OVERVIEW
- Understanding the importance of temperature on a local and international scale and how it can influence the environment and living conditions
- discussing UHI’s and how their correct identification can support policy implementation and help cities reach SDG’s
- Using L-8 and MODIS to explore temperature across urban areas
- understanding 2 day revisit time between Terra and Aqua and comparing how results change between the two
- understanding the LST dynamics in Bucharest
- Comparing outputs between city defined Bucharest shapefile and GEE accessible Bucharest general area delimitations
Setting the scene
Different global warming predictions exist, with experts trying to understand and estimate how human interaction with out environment can bring different possible scenarios. To illustrate these different possible outcomes, researchers have been using RCP’s to illustrate how our actions, or lack thereof, can influence global warming. The below image illustrates the evolution of the various different scenarios (Bowyer et al. (2014))
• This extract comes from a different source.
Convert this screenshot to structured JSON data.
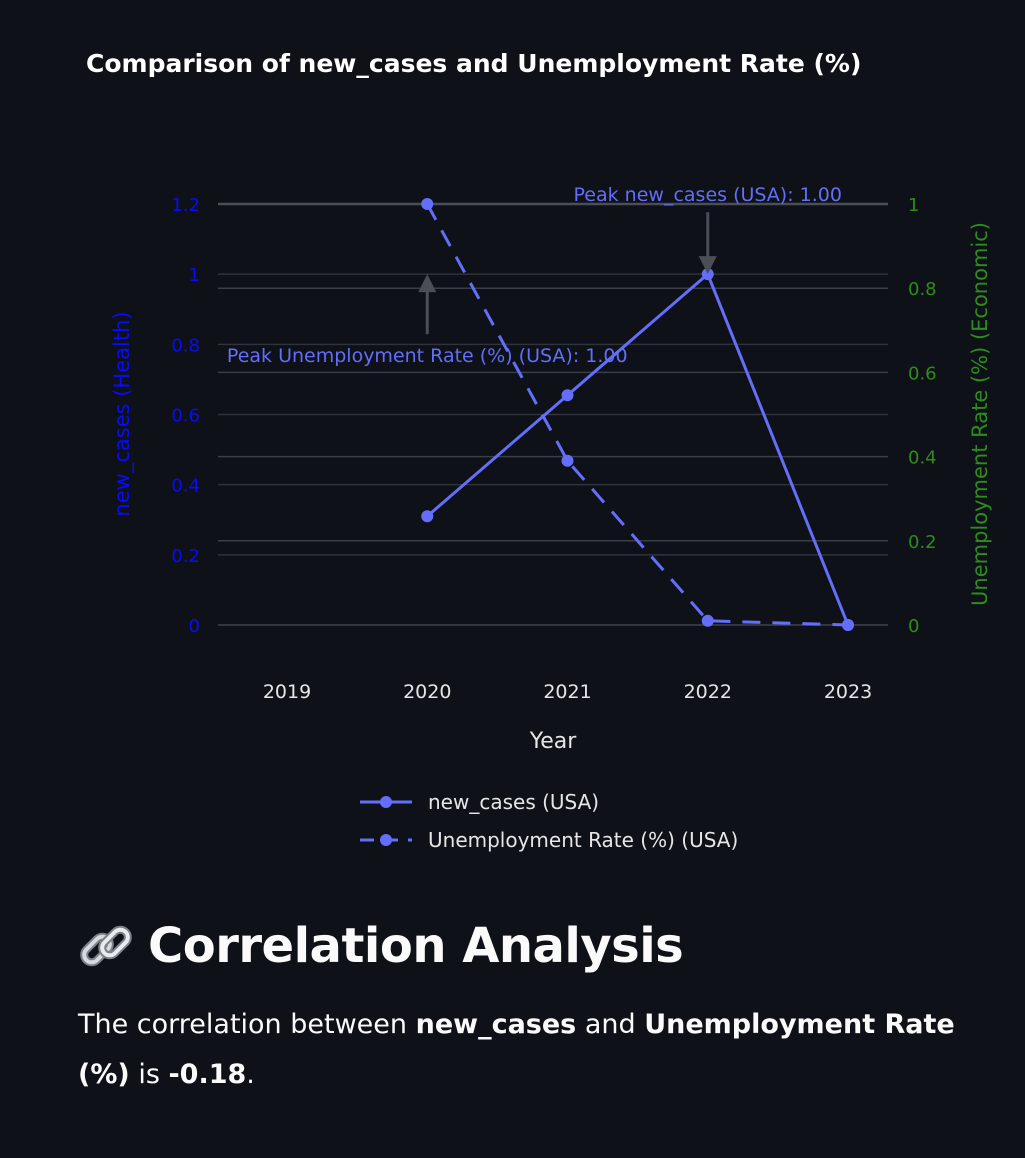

The different RCP values represent different actions taken at national and international level, with the following examples:
RCP2.6 - “very stringent pathway” - high global effort to keep rising temperatures below 2°C
RCP4.6 - “intermediate scenario” - most probable baseline scenario which accounts for the exhaustible nature of non-renewable fossil fuels
RCP6.0 - “high emission” - emissions will peak in 2080 and stabilisation on taking place in end of 21st century
RCP8.5 - “very high emission” - emissions will rise non-stop throughout the 21st century considered the worst-case scenario possible
For this reason, properly analysing temperature, through Landsat or MODIS (or any other means) is important in understanding how heat evolves through time, seeing the effects on global warming on a global scale.
It also allows researchers to have insight on local level population insights and can support the well being of individuals. Indeed, indentifiying Urban Heat Islands, areas with dense concentrations of man-made buildings which accumulate heat, and implementing the correct policies to lower the temperature of these areas will benefit the living conditions of local populations. This is ever more so important as it allows cities to be in line with SDG
How to work with temperature in GEE?
Landsat-8
L-8 has two thermal infrared band (c.f. with Band 10 and 11) which allow it to retrieve precise information on temperature trends, using single-channel or split-window algorithms to make these insights (Jiménez-Muñoz et al. (2014)). In our Bucharest analysis, we only use a single channel analysis to analyse our area, using band 10 from data between May and September 2022.
We run our first analysis on the Bucharest region, as delimited by the GAUL . With a temperature range between 20°C and 50°C (blue being coldest and red warmest), we see that our initial results are not too successful as much of the image is blue. This makes sense as Bucharest warmest ever temperature was of 42.2°C in 2000, therefore even with accumulation of heat, 50°C is a high margin.
To remedy this, we reduce the range to 20-45°C. With this change, the results are more insightful and we better visualise areas with high heat concentration. We also add the actual Bucharest outline (with local shapefile) which will be the area we focus on from this point forward:
The output allows us to better see the variations in temperature but we also notice that some areas do not have values, either due to the lack of values, constant cloud cover over the area or simply the area being under 20°C:
MODIS AQUA AND TERRA
Now moving on to the MODIS data, we use Aqua and Terra to visualise temperature in Bucharest. Our first results are less contrasted than for the L-8 data, and we also see that the area’s previously missing the L-8 are available for MODIS
For better understanding of LST distribution around the city, the graph below provides precise quantitative information. We see peaks around August, with LST temperatures reaching 45°C. We also notice some data limitations as certain days do not seem to have information (i.e. early September or second quarter of July). This is likely due to some limiting factor, which could be simply cloud cover, as MODIS cannot observe the surface when cloud cover is present (NASA: NSDIC)
To provide better understanding of the above chart, we decide to use an interactive version of the chart, which allows for detailed information on the different temperature characteristics over time.
LST Interactive Chart - Bucharest summer 2022
Personal Reflection
As the Bucharest area studied in this entry is only composed on a single spatial unit, we can only conduct statistics on a singular spatial unit. This is applicable both for Bucharest in the shapefile form and through the GAUL.
In further works, we would look to use areas which have spatial area separations which would allow us to make temperature comparisons between various areas or neighborhoods (depending on the granularity of the data available)
Attaching package: 'cowplot'The following object is masked from 'package:lubridate':
stamp
We would look to create a similar LST chart as in the previous section, but adding more lines for different recorded areas or sectors.
It would also be interesting to potential indexes for Heat, but also other measures such as moisture or dryness, to understand how certain urban areas are and how they influence the quality of life of local people.
Thank you for reading!
Finally, I highly values the skills, techniques and approaches used throughout the create of this Diary! I believe that, now accustomed to this panoply of methods to analyse remote sensing imagery, I have a much more developed understanding of current climate issues, but also how to implement and propose viable solutions. I look forward to continue developing these skills and had fun personalizing this work!